Depois de ter sido chamado imām (chefe religioso e político) e mahdī (guia espiritual ou messias), Ibn Qasī foi cobardemente assassinado em Silves, a mando dos sequazes dos almoadas e às mãos de um discípulo próximo (Ibn Almúndir), em 1151. Tal teve como causa o pacto de não agressão que terá assinado com Dom Afonso Henriques, prevendo-se, assim, no actual território português, a existência de dois estados independentes, um a norte (cristão) e outro a sul (muçulmano). Quarenta anos depois, quando o cruzado Roger de Howden ali passou a caminho da Terra Santa, o Ribāt encontrava-se reconhecível, mas em ruínas.

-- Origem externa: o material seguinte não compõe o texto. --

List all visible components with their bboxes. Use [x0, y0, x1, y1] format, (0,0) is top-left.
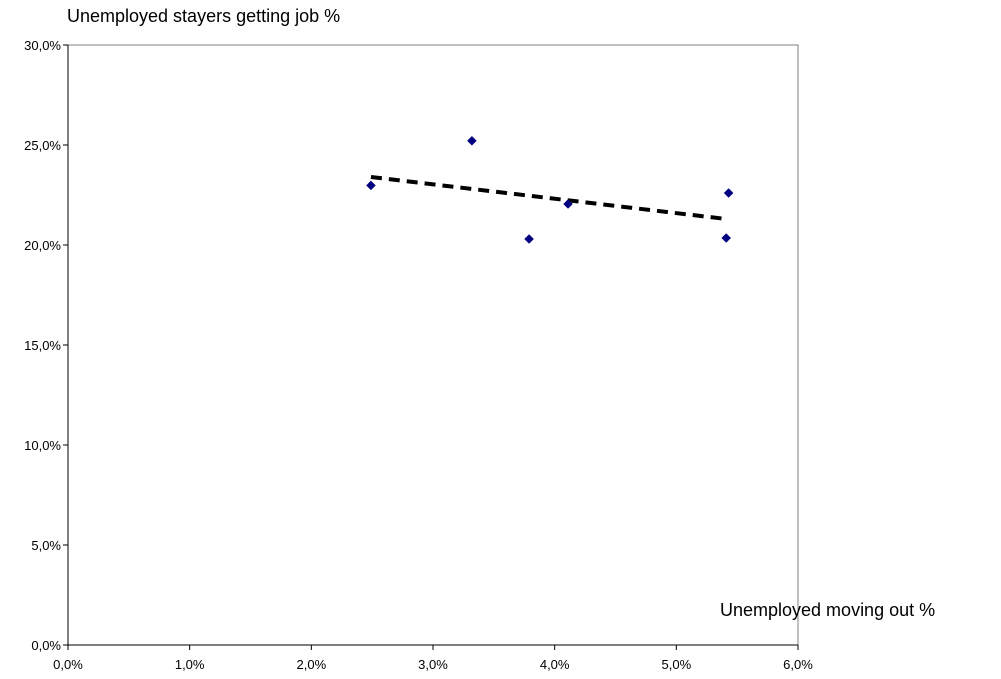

O Ribāt da Arrifana foi, então, abandonado, talvez amaldiçoado, sendo perseguidos os seus correligionários e censurada a obra daquele mestre. Para além dos testemunhos literários e arqueológicos, a tradição popular conserva, próximo daquela península, o topónimo de Fonte Santa e ecoa ainda, vagamente, na memória colectiva, que a povoação de Aljezur foi fundada por um príncipe-poeta da Arrifana, não sendo este senão Ibn Qasī. Tal foi a repercussão que provocou a sua presença na região há mais de oito séculos e meio.

Embora tenha sido classificado como Monumento Nacional em Junho de 2013, o Ribāt da Arrifana, devido à incúria dos homens e, em particular, das entidades responsáveis pela Cultura, encontra-se totalmente abandonado.